Le neuroscienze (con tutti i supporti tecnici) stanno acquisendo negli Stati Uniti un ruolo importante nello stabilire la legittimità delle sentenze in crimini di bambini, adolescenti e giovani adulti. È verosimile che questa pratica si applichi anche fuori degli States. Steinberg se ne rallegra, ma mette in guardia, a ragione, da errori ed esagerazioni. Nelle aule dei tribunali le scienze comportamentali dovrebbero conservare il ruolo determinante, perché la legge giudica il comportamento degli imputati e non il funzionamento del loro cervello. Per aver la licenza di guida, dice Steinberg, non basta dimostrare con la neuroimaging di avere il cervello a posto. Bisogna dar prova di saper guidare. È opportuno che le neuroscienze siano sempre più considerate nelle aule di giustizia come supporto dei dati comportamentali, e non come guida delle sentenze.

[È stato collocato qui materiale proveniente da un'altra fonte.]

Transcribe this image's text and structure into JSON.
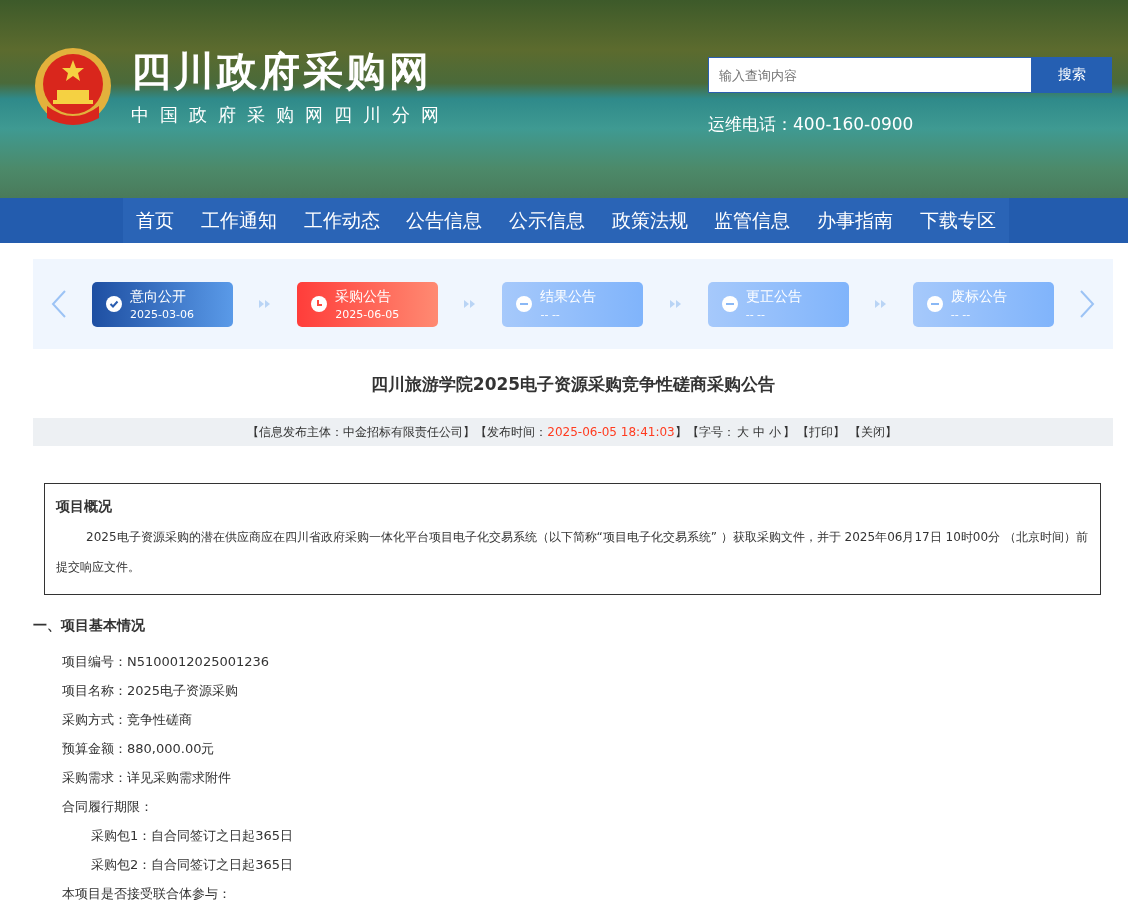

Esse sono più plausibili se esami comportamentali e neuroscientifici coincidono. Le neuroscienze cognitive acquistano sempre più responsabilità civile e sociale. Ciò deve imporre ad autori ed editori di saggi e libri di neuroscienze la scrupolosa aderenza alla realtà. Annunciare, ad esempio, che con le tecniche della neuroimaging si può leggere il pensiero degli altri è sensazionale, ma non è vero. Con quelle tecniche si fanno studi straordinari e s'aiutano in modo decisivo molti ammalati. Leggere il pensiero non è possibile ora, e non lo sarà mai.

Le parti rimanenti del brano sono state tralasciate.